Despite the introduction of the iPad and the harsh words of Apple CEO Steve Jobs, netbooks will continue to thrive, say analysts and commentators, who cite the tablet's missing features and relatively high price.
During the launch, Jobs called netbooks “cheap laptops” that tried but failed to create a third category between smartphones and notebook PCs.
“The problem is that netbooks aren't better than anything,” Jobs said.
Au contraire, said commentators, who called the iPad nothing more than an overgrown iPod Touch. Others suggested that Apple should have launched an iNetbook instead.
HP's touch-enabled Mini 5102, which starts at $399, is one netbook that will deliver more bang for the buck than the iPad. Also, see our image gallery: Apple's iPad has landed.ABI Research analyst Jeff Orr said the iPad is no sure thing.
“Several functions — front-facing and still/video cameras, external storage interfaces, support for Flash in the browser — are absent,” he wrote in a research note. “The iPad prices and gaps in functionality are likely to leave the door open for other media tablet vendors.”
ABI predicts that 4 million tablets such as the iPad and the lesser-known Archos 5 will ship this year. That's a fraction of the 35 million netbooks ABI said shipped last year — a number it expects will grow this year.
“Most netbook purchases are based on a 'value' decision for portable and mobile usage, while media tablets will initially be a premium, luxury device focused on the home,” Orr said. “ABI Research expects little impact on netbook shipments in 2010 from the introduction of media tablets.”
Here's a rundown comparing netbooks against the iPad in several key areas, with the winner highlighted in each:
Design: The iPad.

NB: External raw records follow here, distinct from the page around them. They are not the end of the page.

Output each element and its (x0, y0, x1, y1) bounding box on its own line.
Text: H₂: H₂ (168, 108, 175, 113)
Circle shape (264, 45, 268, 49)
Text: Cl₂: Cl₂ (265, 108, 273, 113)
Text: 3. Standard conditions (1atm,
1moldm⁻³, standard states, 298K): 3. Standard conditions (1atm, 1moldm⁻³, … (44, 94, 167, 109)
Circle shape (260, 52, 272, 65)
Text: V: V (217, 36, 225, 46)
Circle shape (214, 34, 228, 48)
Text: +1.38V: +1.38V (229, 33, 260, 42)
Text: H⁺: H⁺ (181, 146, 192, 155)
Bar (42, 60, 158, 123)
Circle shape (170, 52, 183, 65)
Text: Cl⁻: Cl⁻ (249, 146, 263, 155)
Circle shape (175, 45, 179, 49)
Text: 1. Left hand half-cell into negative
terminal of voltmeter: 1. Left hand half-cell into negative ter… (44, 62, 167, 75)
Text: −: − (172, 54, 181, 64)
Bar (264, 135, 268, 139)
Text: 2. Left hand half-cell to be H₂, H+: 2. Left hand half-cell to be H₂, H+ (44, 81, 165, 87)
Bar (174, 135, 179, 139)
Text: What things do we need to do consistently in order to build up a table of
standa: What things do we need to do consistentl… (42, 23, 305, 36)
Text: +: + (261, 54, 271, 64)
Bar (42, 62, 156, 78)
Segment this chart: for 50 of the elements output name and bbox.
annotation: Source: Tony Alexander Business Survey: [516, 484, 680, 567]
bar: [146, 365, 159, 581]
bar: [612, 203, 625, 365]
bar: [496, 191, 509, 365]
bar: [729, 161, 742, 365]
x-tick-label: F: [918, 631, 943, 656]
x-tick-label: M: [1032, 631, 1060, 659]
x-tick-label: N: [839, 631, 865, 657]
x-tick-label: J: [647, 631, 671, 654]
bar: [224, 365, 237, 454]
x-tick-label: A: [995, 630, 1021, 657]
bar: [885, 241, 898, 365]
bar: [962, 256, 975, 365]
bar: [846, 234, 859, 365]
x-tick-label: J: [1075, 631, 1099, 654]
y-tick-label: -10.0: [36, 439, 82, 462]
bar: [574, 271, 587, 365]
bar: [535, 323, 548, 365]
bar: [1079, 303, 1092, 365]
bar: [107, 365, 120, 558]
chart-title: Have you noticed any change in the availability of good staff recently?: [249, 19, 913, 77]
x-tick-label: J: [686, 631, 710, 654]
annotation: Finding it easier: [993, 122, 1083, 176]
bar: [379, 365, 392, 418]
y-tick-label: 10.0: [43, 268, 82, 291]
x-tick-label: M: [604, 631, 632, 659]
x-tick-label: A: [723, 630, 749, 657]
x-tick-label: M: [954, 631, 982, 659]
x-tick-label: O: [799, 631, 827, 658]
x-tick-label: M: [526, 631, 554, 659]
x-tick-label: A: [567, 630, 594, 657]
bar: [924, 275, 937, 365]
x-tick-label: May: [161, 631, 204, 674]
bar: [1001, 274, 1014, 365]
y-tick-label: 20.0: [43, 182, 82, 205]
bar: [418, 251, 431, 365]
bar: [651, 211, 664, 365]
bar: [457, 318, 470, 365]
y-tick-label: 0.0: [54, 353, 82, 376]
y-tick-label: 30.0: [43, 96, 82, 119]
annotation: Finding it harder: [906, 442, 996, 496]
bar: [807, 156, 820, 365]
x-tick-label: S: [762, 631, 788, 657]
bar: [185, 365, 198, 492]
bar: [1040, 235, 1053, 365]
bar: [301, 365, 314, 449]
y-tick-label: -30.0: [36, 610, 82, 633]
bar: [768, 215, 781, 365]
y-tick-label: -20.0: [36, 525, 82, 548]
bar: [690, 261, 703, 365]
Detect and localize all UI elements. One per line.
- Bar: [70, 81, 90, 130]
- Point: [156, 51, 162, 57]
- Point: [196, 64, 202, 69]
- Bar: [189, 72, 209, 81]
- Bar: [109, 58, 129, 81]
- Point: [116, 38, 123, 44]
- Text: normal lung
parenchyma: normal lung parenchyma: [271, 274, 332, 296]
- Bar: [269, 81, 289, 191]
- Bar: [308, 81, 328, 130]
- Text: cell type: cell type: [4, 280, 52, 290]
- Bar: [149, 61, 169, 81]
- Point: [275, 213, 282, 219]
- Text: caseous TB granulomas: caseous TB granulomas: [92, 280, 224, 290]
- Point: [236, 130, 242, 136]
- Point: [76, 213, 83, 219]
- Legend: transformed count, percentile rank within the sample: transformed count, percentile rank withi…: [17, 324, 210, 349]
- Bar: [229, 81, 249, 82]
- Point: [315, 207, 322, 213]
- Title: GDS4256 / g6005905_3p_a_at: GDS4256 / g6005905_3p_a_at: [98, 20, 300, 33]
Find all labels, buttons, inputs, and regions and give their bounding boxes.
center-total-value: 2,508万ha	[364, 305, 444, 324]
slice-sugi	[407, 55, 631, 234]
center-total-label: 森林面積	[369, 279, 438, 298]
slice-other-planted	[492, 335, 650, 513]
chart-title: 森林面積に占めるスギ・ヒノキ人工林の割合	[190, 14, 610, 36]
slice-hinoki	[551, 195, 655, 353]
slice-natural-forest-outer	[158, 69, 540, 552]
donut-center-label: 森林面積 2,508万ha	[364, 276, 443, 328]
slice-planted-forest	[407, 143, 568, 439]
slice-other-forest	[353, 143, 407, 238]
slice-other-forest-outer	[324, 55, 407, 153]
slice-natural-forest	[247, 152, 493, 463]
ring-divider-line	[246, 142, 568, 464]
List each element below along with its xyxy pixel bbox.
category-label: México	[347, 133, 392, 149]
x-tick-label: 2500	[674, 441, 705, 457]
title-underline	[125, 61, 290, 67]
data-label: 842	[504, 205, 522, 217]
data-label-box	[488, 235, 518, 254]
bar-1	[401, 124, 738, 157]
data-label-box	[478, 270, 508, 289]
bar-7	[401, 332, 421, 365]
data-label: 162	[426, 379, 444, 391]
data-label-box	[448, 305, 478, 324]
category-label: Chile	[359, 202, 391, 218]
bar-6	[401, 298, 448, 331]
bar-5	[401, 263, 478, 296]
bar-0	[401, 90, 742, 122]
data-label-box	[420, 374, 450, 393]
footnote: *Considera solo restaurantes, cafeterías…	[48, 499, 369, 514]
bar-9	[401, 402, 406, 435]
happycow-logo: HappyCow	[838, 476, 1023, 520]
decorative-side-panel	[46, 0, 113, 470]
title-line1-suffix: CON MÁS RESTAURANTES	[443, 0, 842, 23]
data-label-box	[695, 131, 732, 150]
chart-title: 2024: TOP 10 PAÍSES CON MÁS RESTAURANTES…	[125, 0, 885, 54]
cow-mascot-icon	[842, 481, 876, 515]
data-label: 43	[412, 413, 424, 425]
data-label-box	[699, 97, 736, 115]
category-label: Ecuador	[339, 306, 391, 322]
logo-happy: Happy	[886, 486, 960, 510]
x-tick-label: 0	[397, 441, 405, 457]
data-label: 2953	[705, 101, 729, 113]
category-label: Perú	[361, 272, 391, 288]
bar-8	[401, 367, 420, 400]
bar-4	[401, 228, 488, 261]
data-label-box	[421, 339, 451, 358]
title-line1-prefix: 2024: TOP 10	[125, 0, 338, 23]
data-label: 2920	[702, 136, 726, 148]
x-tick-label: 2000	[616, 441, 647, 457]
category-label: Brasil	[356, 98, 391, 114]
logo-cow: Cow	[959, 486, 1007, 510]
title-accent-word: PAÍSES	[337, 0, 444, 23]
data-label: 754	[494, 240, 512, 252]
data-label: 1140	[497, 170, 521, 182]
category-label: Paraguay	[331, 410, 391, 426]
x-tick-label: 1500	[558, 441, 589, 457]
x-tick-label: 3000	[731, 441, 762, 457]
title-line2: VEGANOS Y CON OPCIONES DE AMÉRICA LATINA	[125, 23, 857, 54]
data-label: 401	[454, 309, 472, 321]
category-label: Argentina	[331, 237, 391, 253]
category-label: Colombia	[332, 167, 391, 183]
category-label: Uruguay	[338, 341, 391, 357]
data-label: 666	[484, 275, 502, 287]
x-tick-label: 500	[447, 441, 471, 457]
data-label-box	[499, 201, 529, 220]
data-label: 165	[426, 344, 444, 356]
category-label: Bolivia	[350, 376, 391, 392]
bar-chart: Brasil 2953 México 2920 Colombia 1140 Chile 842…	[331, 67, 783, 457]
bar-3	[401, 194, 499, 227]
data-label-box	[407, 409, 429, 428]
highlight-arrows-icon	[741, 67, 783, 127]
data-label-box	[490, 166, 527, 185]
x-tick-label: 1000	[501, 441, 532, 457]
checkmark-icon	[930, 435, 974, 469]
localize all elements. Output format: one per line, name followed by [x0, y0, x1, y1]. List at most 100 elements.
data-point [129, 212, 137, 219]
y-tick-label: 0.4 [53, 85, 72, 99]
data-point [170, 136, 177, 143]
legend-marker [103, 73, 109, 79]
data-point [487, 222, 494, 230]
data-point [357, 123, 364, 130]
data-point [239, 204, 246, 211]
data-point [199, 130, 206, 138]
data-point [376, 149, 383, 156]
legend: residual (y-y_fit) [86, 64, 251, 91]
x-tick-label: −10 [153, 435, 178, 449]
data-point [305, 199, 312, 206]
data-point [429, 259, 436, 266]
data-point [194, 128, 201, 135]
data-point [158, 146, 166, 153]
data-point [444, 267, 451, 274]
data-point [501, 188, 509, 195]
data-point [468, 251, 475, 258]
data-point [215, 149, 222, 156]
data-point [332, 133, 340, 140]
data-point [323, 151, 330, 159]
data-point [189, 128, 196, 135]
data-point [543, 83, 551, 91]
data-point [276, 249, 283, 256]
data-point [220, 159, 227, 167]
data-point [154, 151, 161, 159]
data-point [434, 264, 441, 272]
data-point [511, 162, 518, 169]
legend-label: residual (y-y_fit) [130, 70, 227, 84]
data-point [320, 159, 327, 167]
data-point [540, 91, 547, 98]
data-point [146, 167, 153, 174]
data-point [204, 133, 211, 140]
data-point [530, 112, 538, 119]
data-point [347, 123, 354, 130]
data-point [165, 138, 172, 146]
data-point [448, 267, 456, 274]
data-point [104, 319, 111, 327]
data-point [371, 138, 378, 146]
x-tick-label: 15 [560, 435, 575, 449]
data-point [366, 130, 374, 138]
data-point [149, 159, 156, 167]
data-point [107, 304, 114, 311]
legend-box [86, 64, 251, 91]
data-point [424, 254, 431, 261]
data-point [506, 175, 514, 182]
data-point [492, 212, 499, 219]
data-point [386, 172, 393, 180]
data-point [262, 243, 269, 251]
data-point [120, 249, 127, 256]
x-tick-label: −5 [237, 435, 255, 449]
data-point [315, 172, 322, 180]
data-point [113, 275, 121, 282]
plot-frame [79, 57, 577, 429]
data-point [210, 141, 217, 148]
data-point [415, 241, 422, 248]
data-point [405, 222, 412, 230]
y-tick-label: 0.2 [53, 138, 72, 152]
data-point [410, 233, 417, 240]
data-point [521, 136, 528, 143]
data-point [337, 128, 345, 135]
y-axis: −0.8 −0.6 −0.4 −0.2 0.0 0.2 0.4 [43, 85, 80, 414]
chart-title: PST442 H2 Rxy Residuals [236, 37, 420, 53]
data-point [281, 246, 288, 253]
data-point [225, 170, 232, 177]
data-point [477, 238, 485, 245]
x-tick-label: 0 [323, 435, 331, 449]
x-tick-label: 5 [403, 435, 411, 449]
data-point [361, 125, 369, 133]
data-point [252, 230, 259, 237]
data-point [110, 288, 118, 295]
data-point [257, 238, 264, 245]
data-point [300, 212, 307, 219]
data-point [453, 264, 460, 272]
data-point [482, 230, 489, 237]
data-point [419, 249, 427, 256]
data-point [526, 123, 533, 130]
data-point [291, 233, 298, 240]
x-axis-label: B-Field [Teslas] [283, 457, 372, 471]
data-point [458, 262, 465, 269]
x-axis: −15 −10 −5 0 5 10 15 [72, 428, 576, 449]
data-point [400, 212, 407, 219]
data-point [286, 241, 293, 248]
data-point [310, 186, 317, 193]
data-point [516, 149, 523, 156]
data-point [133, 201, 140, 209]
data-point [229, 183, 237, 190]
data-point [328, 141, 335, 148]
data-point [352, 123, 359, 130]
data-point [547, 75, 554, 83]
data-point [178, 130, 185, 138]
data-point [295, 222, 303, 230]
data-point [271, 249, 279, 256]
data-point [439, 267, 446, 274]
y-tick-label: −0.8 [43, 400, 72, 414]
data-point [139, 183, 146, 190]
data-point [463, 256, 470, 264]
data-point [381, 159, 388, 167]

One-half-inch thin, 1.5 lb. That is less than half the size and weight of most netbooks, which are weighed down by their keyboards. The iPad also boasts Apple's trademark style.
Camera: Netbooks. The lack of a video webcam or a still-photo camera — cameras being standard on even low-end smartphones today — has been criticized. “The lack of a camera on the iPad is a serious problem, we think,” wrote ReadWriteWeb. “Images and video are a big part of the interactivity on the Web that people have become used to, and we're not sure how they'll react to a device that, on the surface, seems like it should have these capabilities but is instead sorely lacking.”
Input: Tossup. IPhone and iTouch owners will no doubt love the touch experience on the iPad. But independent analyst Jack Gold questions whether users will be able to “do any serious work” without a keyboard. The iPad does come with a dock to attach an optional keyboard, but that negates some of its form factor advantage over netbooks.